There was a carnival. Usually these days the carnival atmosphere prevailed in Dresden. This time the atmosphere was rather gloomy. Refugees arrived every hour, and thousands of people were camped right on the streets, barely covered in rags and shivering from the cold.

However, people felt relatively safe; and although the mood was gloomy, circus performers gave performances in crowded halls, where thousands of unfortunate people came to forget for a while about the horrors of war. Groups of well-dressed girls tried to strengthen the spirit of the exhausted with songs and poems. They were greeted with half-sad smiles, but the mood rose ...

No one at that moment could have imagined that in less than a day these innocent children would be burned alive in a fiery tornado created by "civilized" Anglo-Americans.

When the first alarm signals marked the beginning of the 14-hour hell, the Dresdeners obediently dispersed to their shelters. But - without any enthusiasm, believing that the alarm is false. Their city had never before been attacked from the air.

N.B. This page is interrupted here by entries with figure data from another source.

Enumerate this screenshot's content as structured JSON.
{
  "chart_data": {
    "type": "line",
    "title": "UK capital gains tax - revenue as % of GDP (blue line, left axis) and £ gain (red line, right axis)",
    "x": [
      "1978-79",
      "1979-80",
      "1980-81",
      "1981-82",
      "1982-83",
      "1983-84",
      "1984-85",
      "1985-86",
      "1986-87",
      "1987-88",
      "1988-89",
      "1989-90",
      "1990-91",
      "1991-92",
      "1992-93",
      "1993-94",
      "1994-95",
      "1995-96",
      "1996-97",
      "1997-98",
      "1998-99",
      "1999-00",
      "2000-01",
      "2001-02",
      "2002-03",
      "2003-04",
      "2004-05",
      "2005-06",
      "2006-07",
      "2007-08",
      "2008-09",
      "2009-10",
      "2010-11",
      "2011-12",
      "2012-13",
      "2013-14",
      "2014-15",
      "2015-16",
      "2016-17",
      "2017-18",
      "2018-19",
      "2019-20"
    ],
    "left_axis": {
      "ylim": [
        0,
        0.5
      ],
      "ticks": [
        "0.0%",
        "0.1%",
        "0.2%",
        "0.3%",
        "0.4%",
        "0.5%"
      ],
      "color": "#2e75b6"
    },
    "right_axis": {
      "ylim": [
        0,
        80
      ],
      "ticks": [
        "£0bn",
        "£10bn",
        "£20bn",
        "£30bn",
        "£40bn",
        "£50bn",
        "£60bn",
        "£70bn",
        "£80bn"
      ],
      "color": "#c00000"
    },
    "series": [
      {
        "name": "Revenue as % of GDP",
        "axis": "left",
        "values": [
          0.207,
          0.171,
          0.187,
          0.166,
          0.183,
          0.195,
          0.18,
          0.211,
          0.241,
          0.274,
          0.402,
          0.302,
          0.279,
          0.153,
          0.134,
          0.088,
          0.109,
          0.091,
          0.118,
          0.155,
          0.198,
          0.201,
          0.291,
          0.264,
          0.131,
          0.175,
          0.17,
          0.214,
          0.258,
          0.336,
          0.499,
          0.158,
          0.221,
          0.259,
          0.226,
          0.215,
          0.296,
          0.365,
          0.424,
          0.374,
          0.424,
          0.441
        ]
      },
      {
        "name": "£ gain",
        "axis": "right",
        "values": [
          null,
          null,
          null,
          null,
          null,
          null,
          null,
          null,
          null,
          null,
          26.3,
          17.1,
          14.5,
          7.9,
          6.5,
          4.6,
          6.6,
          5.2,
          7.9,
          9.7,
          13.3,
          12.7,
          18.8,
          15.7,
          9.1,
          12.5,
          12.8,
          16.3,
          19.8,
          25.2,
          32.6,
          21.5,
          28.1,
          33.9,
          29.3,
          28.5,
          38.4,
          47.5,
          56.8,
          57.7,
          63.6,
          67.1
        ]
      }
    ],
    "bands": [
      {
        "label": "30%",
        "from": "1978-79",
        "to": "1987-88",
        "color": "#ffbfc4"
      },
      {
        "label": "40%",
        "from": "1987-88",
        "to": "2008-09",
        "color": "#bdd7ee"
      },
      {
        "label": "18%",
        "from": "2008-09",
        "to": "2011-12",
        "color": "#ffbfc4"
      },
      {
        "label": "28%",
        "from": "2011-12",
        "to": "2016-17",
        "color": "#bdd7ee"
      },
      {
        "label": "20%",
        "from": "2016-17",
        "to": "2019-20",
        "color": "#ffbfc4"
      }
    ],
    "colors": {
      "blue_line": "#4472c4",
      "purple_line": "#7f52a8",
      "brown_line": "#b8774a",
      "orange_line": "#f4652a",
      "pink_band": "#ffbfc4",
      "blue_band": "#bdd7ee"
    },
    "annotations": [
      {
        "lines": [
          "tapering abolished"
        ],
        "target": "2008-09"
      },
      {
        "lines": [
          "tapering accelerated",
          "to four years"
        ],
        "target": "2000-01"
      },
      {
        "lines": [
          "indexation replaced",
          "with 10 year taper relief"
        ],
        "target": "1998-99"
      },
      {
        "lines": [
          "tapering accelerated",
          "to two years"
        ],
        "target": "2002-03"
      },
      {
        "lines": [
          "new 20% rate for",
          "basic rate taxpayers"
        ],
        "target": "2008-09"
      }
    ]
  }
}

Many would never have believed that a great Democrat like Winston Churchill, along with another great Democrat, Franklin Delano Roosevelt, would decide to execute Dresden with an all-out bombing.

this is what Dresden looked like shortly after the bombing.

1946:






Altstadt, the old town, has become like this...





The ruins of the famous Frauenkirche in 1946:





After the bombing, the huge church-bell still stood for several hours, radiating unbearable heat for dozens of meters around it. But then it still collapsed.

The GDR authorities acted very wisely by conserving these ruins as a monument to the victims of the war.





When the time came, this symbol of the city was restored, yes,
that every surviving stone returned to its place.
Although the monument is 80% recreated from new materials, its language does not dare to call it a "remake".


All the ruins, except for valuable architectural monuments, were dismantled in the 1950s.




Surprisingly, in the most destroyed cities of Europe, ancient temples turned out to be the most intact. Probably, then they built stronger. It seems to be the Hofkirche tower:




The whole castle burned out and these ruins began to be restored, it seems, only in the late 1980s:




A tram among the ruins, very reminiscent of the post-war Koenigsberg-Kaliningrad:





Railway station:




Vienna Square:





These ruins will stand for a long time yet:









The restoration of the historic center of Dresden has been going on for more than 60 years
and will probably take several more decades.
In the 2000s, the authorities moved from the restoration of individual monuments to the reconstruction of entire neighborhoods. The largest project was the construction "from scratch"
the historic district of the New Market (Neumarkt) around the restored Frauenkirche.